The country’s foreign trade specially in the export of traditional commodities like jute, tea, tobacco and coffee depends a great deal on the supplies of the agricultural sector. In case of crop failures the country becomes a net importer of foodgrains. Therefore, the balance of trade in the country is affected a great deal by the performance of this sector.
The cost of living of the people in the country is also linked with agricultural prosperity. Agriculture is said to be a gamble in rains because of uncertainty of the monsoons. In case of agricultural drought the availability of foodgrains is directly affected which leads to rise in prices of foodgrains. In a poor economy the consumer expenditure on food articles is considerable. If the food is costly, the cost of living of the people is bound to be affected to great deal.
On account of agriculture predominance the income of a large majority of people is directly dependent on agricultural production. Indirectly, a considerable part of trade and commerce depends on agricultural production. With low income of the agricultural workers there is demand recession in the whole economy which affects other sectors as well.
Agriculture is a sector which employs a large number of persons. Despite all the efforts made, the organised sector does not absorb more than 10 per cent of the total work force in the country. Therefore, to tackle the problem of unemployment in the country the agriculture must absorb more persons in intensive agricultural operations or on agro-based rural industries. A significant shift in population from agriculture to non-agriculture operation is not likely in a short-period as has been shown through the experience over the years, the country has to increase job opportunity within the agricultural sector.
Agriculture has low capital output raito; in other words is requires lesser capital per unit of output produced compared with the industries and, therefore, a capital poor economy has to place reliance on development of agriculture which also with increase in production would increase employment opportunity in the rural setting and would not create problems of urban congestion and pollution in the cities.

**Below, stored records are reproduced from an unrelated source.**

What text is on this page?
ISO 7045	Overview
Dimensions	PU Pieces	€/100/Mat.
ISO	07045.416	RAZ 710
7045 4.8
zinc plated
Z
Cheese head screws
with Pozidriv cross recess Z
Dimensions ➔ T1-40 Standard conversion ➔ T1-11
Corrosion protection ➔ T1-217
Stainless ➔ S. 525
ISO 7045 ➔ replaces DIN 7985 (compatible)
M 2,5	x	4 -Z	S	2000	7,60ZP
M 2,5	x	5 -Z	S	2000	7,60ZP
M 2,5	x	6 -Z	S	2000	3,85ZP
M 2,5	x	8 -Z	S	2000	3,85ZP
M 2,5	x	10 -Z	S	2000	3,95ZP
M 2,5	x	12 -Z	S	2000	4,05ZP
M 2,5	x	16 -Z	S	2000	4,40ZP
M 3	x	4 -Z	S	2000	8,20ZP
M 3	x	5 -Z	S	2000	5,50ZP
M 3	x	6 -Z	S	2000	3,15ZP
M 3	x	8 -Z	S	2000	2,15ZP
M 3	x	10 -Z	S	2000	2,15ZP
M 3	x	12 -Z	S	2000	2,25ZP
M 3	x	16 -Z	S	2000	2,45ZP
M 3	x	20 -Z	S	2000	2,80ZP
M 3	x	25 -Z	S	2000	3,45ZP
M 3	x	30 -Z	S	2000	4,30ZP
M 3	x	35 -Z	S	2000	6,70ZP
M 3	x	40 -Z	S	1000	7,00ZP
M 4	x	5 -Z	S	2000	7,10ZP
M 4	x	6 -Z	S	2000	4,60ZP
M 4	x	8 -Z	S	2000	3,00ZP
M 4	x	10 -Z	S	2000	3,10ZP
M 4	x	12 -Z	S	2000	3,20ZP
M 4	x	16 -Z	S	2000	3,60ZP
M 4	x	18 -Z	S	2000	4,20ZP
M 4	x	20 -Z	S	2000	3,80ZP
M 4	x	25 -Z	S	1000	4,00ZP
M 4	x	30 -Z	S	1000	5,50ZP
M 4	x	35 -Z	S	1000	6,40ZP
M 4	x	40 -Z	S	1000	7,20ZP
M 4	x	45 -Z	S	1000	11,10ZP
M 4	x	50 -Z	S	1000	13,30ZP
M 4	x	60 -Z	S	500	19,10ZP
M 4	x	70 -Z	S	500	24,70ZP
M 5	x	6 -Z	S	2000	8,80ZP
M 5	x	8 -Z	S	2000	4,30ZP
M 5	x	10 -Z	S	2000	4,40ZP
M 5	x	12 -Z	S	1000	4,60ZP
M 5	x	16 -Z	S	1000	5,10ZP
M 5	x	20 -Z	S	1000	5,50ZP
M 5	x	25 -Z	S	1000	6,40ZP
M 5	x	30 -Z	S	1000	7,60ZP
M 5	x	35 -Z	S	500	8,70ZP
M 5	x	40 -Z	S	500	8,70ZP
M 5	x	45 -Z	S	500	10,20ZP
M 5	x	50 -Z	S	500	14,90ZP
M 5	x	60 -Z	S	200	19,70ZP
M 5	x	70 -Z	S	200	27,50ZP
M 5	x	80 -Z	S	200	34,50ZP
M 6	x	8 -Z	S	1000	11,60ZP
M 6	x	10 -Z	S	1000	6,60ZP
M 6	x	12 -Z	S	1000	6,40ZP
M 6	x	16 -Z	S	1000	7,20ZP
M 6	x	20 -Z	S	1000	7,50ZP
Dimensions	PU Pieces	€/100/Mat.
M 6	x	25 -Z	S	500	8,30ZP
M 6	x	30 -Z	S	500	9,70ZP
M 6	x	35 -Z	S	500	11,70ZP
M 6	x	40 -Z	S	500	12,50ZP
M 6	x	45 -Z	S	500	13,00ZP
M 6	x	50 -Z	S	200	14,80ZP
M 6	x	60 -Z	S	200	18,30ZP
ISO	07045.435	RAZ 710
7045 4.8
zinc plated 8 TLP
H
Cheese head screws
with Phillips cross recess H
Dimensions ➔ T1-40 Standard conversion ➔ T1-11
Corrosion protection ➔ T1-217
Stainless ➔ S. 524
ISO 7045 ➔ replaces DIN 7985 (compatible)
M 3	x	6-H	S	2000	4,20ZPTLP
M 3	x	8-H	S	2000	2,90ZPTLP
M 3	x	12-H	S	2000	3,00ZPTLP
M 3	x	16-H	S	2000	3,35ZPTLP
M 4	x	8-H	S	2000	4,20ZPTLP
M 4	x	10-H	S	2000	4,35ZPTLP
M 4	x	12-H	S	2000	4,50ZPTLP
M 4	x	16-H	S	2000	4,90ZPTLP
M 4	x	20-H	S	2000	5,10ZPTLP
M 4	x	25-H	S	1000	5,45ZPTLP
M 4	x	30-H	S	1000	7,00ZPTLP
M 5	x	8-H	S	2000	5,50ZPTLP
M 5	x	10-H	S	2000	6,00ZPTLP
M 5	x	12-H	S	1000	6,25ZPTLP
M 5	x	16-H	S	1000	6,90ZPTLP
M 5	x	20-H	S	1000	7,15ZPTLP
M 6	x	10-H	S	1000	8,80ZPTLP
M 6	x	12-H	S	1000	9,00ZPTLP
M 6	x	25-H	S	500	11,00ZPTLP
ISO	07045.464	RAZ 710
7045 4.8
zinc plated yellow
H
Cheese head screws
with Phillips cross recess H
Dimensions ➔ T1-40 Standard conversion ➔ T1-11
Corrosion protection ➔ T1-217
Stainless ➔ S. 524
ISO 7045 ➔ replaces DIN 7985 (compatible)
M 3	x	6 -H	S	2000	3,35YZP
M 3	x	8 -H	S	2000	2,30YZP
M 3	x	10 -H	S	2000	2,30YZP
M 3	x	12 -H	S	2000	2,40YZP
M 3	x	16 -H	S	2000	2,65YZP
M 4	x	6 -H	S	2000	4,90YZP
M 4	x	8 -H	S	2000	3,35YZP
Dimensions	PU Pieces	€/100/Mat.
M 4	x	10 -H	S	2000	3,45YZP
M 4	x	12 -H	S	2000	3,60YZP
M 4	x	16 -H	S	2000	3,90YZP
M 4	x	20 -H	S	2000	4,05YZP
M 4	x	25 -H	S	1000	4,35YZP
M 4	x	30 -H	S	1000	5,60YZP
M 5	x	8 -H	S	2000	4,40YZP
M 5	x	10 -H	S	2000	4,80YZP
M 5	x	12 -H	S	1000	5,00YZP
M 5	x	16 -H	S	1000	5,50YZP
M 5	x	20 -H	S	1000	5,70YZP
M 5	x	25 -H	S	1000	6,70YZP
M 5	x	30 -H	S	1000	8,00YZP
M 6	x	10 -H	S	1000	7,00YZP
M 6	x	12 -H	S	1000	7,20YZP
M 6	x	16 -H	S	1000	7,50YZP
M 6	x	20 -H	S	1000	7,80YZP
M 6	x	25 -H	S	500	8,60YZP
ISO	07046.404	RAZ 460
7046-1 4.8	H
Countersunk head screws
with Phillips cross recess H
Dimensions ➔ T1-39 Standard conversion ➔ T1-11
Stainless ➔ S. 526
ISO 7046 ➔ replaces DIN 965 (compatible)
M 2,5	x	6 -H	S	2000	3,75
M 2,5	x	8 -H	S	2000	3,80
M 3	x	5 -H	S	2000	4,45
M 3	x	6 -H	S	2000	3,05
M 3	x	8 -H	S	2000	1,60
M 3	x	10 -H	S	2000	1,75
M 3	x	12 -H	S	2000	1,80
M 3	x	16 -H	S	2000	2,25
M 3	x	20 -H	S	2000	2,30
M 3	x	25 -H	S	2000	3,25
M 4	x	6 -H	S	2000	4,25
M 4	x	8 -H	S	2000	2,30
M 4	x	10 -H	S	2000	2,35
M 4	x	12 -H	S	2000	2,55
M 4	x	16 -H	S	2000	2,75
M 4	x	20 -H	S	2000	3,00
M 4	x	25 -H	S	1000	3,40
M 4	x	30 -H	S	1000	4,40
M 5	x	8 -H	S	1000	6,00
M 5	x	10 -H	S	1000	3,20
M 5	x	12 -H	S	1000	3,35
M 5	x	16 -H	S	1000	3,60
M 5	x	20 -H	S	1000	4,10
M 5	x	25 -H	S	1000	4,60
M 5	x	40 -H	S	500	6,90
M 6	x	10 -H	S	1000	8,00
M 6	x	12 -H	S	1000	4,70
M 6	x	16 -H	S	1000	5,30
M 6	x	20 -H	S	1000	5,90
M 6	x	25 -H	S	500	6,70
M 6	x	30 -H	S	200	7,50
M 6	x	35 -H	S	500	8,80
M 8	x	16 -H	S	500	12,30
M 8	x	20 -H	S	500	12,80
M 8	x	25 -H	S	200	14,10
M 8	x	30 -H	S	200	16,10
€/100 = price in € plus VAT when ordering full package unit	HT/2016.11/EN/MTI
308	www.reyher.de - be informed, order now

The government revenues also depend a great deal on agricultural prosperity. The direct contribution of agricultural taxed to the revenues of the Centre and the States is not significant but indirectly agriculture through its effect on the whole economy of the country has a considerable influence on the revenues on the Central and States Governments. In other words, agricultural prosperity, reflects directly upon the budgetary resources of the Government. Particularly, in case of agricultural droughts whereas the revenue suffers a set-back, Government expenditure on relief, etc., goes up a great deal leading to heavy deficit in Government budgets.
A trend of migration from rural areas to urban areas and metropolitan cities has been evidenced by the increase in urban population in the past few decades. This has created a dual problem: on the one hand, it has deprived rural areas of skilled and educated persons and, on the other hand, it has created the problem of urban congestion. If agriculture is on the road to prosperity and is in a position to absorb fruitfully the growing talent in rural areas this one way move will be stopped and the dual problem of urban congestion and rural brain drain will be solved.
Cropping Pattern of Indian Agriculture
The significant facts about the cropping pattern in India are summarised below:
1 Food crops including cereals, millets, pulses, vegetables and fruits cover nearly three fourths of the total corpped land.
2 Among the non-foodgrains, oilseeds cover about 16 per cent of the total cropped area. Fibre crops like cotton, jute and mesta cover about six per cent of the total cropped area.
3 A bigger portion of the area under foodgrains is occupied by careals. They ocupy about 81 per cent of the total area under foodgrains and only 19 per cent is occupied by pulses.
4 Rice is the most important foodgrain crop in India. It is grown on more than 32 per cent of the total area under foodgrains.
5 Wheat is the second most important crop in India. It covers about 22 per cent of the total area under foodgrains.
6 The combined area under jowar, bajra and maize is about 20 per cent of the area under foodgrains.
7 No important variation is noted in the importance of major cash crops like ground nut, cotton and jute. Jointly they occupy less than 10 per cent of the total cropped area.
Profile of Indian Agricultural Development Strategy
Indian agricultural development strategy has the following main elements:
Technological measures: In order to meet the growing needs of the population and also to provide a base for industrial development technological measures were undertaken so as to increase agricultural production substantially. These were initiated with the introduction of a package programme in selected regions of the country. This package programme included use of high yielding varieties of seeds, fertilisers, pesticides and increased use of irrigation facilities. As a result of these measures, agricultural production and productivity increased substantially.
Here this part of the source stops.